The T-Scan 2000ED is currently available for investigational use only pending FDA approval. In 1999, an earlier version of the TS2000 underwent clinical trials in the U.S., Europe and Israel and received FDA approval as an adjunct to mammography.
The company anticipates that the updated device will be available on the commercial market in the next 12 months.
Breast cancer is the leading cause of cancer death in women between age 25 and 40, and will strike one of every 217 women by age 40.
In others financing news:
Recom Managed Systems (Los Angeles) reported the completion of private placement financing of $3 million with an institutional investor at $3.20 per share.
This is the second private placement reported by the company since April 1, bringing total new financing to $8 million. Recom also has issued warrants to purchase an additional 900,000 common shares at $1.60 per share.
The additional financing will also be used to support the bringing to market of Recom's Model 100 Heart Monitor 12-lead electrocardiograph (ECG) technology, which utilizes a patented signal-processing platform to allow for the production and recording of a clinical-quality ECG while the patient is ambulatory.
Recom is an emerging life sciences company focused on the monitoring and detection of disease through continuous biomedical signal monitoring. It uses its patented signal technology to design and develop medical devices that it said "simplify and reduce" the costs of diagnostic testing and patient monitoring in an ambulatory setting.
NJTC Venture Fund (Mount Laurel and Roseland, New Jersey), an $80 million early stage venture capital fund investing in New Jersey area companies, reported its seed investment in Sword Diagnostics (Chester, New Jersey).
Sword is developing what it says is the first "real-time" diagnostic systems for rapid identification of organisms and pathogens.
Local angel investors, including the Jumpstart Angel Network, also participated in the financing.
Sword will initially focus on applications in the $1.6 billion food safety testing market, where it believes the rapid test segment will double over the next five years. The company said its diagnostic system offers the capability of identifying organisms and pathogens in a matter of minutes, whereas current tests require as much as 48 hours of pre-enrichment.

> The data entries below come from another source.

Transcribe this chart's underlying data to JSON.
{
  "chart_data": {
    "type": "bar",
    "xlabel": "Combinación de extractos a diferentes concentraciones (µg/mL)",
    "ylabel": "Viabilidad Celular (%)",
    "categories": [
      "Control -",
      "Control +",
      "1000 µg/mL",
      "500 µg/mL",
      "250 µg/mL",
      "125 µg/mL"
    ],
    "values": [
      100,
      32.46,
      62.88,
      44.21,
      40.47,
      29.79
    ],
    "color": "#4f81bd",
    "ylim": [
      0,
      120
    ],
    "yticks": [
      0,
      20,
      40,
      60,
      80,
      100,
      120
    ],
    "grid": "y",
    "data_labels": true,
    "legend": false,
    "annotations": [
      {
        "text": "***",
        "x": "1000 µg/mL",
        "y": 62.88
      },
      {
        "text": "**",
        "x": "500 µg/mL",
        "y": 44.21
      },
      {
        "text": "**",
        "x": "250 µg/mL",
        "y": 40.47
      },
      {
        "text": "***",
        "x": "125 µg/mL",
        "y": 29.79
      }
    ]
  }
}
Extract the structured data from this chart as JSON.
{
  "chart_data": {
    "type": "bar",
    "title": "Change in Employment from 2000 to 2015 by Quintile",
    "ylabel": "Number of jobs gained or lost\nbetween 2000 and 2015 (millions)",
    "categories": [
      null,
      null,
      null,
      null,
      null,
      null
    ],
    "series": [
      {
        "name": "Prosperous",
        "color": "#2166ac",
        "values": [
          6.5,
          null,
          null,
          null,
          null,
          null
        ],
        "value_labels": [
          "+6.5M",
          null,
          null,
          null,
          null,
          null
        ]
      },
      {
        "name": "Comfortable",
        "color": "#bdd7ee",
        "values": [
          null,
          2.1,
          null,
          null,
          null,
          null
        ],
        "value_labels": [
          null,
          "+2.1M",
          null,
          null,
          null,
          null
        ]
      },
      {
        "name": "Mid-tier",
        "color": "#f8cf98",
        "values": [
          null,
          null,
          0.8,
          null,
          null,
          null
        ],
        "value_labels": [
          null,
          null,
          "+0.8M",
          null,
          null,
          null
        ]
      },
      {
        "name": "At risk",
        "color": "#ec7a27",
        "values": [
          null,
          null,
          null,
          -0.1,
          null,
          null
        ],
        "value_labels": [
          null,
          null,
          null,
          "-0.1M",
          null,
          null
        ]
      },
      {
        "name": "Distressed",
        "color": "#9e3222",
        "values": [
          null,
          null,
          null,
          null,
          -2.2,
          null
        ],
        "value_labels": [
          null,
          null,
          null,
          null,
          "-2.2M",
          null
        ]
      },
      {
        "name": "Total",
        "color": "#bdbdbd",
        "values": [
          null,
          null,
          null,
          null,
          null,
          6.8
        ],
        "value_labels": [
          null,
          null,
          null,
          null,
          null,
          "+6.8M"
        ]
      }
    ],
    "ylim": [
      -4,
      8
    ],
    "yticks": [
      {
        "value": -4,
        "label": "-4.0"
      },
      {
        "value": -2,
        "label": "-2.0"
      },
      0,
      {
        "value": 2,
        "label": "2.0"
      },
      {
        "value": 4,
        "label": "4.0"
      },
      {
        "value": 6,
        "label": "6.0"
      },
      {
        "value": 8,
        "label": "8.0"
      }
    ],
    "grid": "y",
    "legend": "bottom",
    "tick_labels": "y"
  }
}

Dave Dingott, president of Sword Diagnostics, noted that the Centers for Disease Control and Prevention (Atlanta) estimates that every year there are 350,000 hospitalizations and thousands of deaths of the elderly, infants and immuno-compromised population relating to food-borne diseases.
"The NJTC Venture Fund team provides us with a great source of insight and experience as well as a strong network, which will assist in accelerating our growth strategy and contribute to a much safer food supply," said Dingott. "The proceeds of the Series A round will be used to continue the development of our technology for food safety applications."
NJTC Venture Fund industries of interest include communications, energy, information technology, healthcare/life sciences, and materials. It will invest between $250,000 and $5 million per company.